When a Cold Becomes Bronchitis
When you catch a cold, does it often turn into bronchitis, which is sometimes called a chest cold? It's important to recognize what's normal and to know when something more serious is going on. Here's what you must know when that nasty cold turns into bronchitis.
Should I Call the Doctor About a Cough?
A cough is a common cold symptom. It's the body's way of getting rid of phlegm or mucus. But if a cough persists after the cold is gone, contact your doctor.
It is helpful to tell your doctor how long you've had the cough. You also should tell the doctor whether any activities or exposures seem to make it worse, if you notice any other different or unusual feelings, and if you cough up mucus.
If you are coughing up thick green or yellow phlegm, or if you are wheezing, running a fever higher than 101 F, having night sweats, or coughing up blood, you need to see a doctor.

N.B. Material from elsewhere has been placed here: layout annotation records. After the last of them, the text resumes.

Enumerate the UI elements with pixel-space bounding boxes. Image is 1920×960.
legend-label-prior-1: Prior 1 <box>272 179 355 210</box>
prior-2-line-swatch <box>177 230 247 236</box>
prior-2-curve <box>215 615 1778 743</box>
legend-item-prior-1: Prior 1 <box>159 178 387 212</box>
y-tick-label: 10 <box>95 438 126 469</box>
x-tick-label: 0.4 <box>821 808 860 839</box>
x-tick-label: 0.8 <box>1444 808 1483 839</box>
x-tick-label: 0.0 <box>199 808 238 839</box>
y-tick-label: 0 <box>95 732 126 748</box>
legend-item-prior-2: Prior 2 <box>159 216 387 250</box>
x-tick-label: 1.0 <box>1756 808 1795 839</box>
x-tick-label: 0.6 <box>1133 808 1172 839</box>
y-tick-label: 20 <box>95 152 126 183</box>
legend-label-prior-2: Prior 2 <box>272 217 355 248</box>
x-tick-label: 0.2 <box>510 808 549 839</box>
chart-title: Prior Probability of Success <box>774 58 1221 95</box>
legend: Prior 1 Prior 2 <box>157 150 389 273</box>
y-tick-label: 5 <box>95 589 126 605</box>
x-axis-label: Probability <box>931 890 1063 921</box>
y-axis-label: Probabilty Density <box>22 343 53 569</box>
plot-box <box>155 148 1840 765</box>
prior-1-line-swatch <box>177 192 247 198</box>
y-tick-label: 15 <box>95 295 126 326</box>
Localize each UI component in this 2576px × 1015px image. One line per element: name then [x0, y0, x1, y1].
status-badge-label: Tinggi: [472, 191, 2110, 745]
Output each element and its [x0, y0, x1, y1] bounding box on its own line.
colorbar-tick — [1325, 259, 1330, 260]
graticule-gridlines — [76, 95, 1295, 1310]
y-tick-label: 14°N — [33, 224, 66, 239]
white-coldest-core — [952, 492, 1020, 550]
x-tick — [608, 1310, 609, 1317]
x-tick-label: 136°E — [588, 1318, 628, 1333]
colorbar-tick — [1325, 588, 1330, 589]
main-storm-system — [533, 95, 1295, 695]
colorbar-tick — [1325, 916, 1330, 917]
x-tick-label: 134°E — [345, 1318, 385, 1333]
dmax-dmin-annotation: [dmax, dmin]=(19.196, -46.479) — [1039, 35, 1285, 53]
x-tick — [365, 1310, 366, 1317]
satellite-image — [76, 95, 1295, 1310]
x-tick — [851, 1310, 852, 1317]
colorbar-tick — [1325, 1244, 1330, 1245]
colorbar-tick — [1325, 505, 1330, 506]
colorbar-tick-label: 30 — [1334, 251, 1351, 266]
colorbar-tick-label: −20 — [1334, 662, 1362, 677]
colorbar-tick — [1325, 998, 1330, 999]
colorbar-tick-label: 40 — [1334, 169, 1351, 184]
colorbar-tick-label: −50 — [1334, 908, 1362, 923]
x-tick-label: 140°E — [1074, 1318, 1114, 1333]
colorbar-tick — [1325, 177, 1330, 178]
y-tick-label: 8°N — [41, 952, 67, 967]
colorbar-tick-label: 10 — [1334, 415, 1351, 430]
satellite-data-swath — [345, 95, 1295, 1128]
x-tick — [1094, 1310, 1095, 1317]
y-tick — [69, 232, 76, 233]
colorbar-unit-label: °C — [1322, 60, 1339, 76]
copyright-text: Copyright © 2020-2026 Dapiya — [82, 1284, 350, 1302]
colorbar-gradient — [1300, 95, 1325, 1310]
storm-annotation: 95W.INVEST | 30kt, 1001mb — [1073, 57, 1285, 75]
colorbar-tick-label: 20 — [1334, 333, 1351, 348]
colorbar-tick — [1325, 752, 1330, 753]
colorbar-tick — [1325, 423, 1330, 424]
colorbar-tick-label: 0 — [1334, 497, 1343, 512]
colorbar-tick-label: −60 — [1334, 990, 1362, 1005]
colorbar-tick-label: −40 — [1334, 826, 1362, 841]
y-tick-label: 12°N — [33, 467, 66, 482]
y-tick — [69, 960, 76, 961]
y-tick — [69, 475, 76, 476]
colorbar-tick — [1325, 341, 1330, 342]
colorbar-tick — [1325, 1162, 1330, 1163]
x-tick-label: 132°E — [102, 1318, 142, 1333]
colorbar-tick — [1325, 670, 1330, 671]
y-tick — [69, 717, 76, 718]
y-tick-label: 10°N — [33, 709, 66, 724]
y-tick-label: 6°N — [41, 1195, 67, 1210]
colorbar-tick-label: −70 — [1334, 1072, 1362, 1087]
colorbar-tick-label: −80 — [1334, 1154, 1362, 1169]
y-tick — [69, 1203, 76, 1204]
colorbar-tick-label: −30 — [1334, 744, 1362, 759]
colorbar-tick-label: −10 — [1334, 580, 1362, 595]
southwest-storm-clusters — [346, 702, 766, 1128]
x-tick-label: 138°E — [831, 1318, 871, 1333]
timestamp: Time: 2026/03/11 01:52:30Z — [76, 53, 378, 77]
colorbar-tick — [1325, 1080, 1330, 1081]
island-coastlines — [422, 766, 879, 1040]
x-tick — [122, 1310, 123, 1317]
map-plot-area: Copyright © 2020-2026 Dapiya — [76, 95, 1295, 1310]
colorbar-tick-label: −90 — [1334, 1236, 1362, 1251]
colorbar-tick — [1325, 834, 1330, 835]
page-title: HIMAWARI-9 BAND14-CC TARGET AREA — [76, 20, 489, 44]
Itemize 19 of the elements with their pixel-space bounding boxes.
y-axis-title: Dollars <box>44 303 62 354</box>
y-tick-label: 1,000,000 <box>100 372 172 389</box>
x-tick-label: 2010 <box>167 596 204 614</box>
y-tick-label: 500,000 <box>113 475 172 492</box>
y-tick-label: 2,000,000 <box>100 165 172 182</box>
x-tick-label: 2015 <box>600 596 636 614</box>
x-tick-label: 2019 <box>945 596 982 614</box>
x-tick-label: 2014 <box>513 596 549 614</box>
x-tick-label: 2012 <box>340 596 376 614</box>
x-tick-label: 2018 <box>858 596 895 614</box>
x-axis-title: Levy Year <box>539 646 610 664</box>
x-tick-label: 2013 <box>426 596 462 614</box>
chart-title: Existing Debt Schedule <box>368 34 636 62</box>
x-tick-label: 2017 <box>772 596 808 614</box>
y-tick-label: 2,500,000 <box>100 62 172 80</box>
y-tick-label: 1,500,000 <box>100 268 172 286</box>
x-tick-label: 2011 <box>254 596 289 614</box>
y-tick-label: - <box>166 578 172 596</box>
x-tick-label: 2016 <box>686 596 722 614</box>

These may be signs of a more serious illness that needs to be diagnosed and treated.
A persistent cough may be a sign of asthma. Sometimes this condition is called "cough-variant asthma." Triggers for cough-variant asthma include respiratory infections like a cold or flu, dust, cold air, exercise or allergens. Asthma may be responsible for up to 25% of all chronic coughs. Until an asthma attack occurs, you may not realize that your lungs are involved.
What Is Bronchitis or Chest Cold?
Bronchitis -- sometimes referred to as a chest cold -- occurs when the airways in your lungs are inflamed and make too much mucus. There are two basic types of bronchitis:
Acute bronchitis is more common and usually is caused by a viral infection. Acute bronchitis may also be called a chest cold. Episodes of acute bronchitis can be related to and made worse by smoking. This type of bronchitis is often described as being worse than a regular cold but not as bad as pneumonia.
Chronic bronchitis is a cough that persists for two to three months each year for at least two years. Smoking is the most common cause of chronic bronchitis.